Of the 138 days of the longer trip, I reckon there to be 43 sea days, when one is somewhere not touching land (I am excluding the two canal transits assuming those are close enough to qualify as non-sea days). That means that basically one third of the voyage you are confined to the ship, bobbing around on the ocean somewhere. That compares to the Longitudinal cruise which has about 46% of the time at sea either in the Antarctic waters, the Drake Passage (pretty rough seas I am told), along the Pacific Coastline, the Caribbean or up along the Atlantic Seaboard. In both cases, you have to be comfortable keeping yourself amused for long stretches of time just with what and whom you have with you onboard. Does that start to feel like a version of cabin fever to you? It does a bit to me. I know that our 4 sea days around New Zealand and Australia seemed rather boring to us. And as much as we like being with one another, The ship just wasn’t home to us and we got itchy when we weren’t in port. The good news is that neither of us succumbed to sea-sickness, which would clearly have made a boring situation quite unbearable.
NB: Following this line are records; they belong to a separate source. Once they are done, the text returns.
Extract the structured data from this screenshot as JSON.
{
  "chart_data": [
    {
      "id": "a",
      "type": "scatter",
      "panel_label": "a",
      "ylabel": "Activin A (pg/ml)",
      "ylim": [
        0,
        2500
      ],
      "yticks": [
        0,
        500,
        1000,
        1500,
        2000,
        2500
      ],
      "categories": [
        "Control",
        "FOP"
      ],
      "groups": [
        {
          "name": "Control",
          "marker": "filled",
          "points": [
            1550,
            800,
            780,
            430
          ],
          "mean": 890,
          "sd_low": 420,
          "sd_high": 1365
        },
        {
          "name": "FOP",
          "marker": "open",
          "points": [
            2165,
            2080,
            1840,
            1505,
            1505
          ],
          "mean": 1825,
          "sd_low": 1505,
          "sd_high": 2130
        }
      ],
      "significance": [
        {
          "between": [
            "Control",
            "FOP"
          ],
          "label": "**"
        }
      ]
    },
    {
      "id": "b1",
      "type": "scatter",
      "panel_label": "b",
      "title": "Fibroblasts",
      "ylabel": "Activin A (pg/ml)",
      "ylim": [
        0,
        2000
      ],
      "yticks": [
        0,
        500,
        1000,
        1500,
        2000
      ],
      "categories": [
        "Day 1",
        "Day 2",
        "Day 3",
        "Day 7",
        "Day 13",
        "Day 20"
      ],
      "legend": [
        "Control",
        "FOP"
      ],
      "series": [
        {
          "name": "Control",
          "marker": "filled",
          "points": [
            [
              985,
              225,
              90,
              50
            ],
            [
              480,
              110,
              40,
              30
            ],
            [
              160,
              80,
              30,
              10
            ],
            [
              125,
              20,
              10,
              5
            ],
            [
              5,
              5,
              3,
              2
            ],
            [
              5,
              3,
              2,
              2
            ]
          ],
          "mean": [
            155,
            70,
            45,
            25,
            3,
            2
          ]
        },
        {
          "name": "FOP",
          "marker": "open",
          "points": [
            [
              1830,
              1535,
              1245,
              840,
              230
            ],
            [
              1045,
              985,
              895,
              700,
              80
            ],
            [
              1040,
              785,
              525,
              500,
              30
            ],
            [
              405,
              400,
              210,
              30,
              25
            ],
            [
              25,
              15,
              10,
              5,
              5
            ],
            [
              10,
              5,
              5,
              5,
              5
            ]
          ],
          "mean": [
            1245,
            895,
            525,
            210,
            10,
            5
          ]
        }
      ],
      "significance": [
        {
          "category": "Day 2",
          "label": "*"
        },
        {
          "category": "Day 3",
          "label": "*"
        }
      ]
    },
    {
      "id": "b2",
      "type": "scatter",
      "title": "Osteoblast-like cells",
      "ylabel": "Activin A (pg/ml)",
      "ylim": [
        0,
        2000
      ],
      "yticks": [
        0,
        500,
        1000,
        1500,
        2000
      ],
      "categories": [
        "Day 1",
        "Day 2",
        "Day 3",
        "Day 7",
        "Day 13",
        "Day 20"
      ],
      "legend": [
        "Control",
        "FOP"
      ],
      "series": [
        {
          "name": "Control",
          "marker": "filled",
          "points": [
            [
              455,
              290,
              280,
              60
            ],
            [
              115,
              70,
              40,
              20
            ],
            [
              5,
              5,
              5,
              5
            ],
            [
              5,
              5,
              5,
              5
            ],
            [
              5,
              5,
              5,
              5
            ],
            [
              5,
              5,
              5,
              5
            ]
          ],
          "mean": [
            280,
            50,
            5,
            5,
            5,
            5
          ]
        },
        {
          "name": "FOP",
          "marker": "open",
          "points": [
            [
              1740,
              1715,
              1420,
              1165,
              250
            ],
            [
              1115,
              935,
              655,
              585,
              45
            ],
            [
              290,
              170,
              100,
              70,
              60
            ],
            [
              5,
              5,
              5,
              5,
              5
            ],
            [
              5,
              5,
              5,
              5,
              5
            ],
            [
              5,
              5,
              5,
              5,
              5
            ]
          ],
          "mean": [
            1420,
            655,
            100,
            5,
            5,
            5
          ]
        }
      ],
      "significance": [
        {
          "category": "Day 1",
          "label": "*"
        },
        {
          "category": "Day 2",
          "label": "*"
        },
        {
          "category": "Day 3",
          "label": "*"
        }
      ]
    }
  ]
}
Viking spends a lot of money sending out old-school paper promotions like these nice brochures. They do a great job of intriguing us with world maps with little red excursion lines highlighting the trip and then doing the daily list of great ports of call. They show pictures of the various accommodation levels and deck maps to show you where you would be situated. All of their rooms are external and have verandas of one sort or another. They dedicate a page to telling you all the things that make Viking a classier and yet more sophisticated and pleasant cruise line (all points I agree with). They do not hide the price, and indeed dedicate a full page to explaining the pricing options, always noting that the top-of-the-line accommodations are already booked, as though we needed reminding that the world is filled with the elite few that have too much money that they can’t seem to find ways to spend. And that brings me to my final point, it is whether this a moral alternative?
That’s right, I am challenging the morality of luxury cruise line travel…at least the world cruise variety for extended duration. I just used the movie Elysium in my ethics class to highlight a dystopic world where wealth disparity has run amok. It is hard to think of a luxury cruise ship as so different from the satellite home of the elite in Elysium. As I wrote this story, I wanted to check some fact in the brochure and I asked Kim to bring me the piece. She said she had already thrown it out since she thought I had put it in the trash pile. I had. But she fished it out for me anyway and when I put an end to this story, I will put it back in the trash. I don’t know if I would be bored or comforted at sea for 138 days, but I know that we will probably never do it, not due to price, but because I figure we can do better than boredom at sea.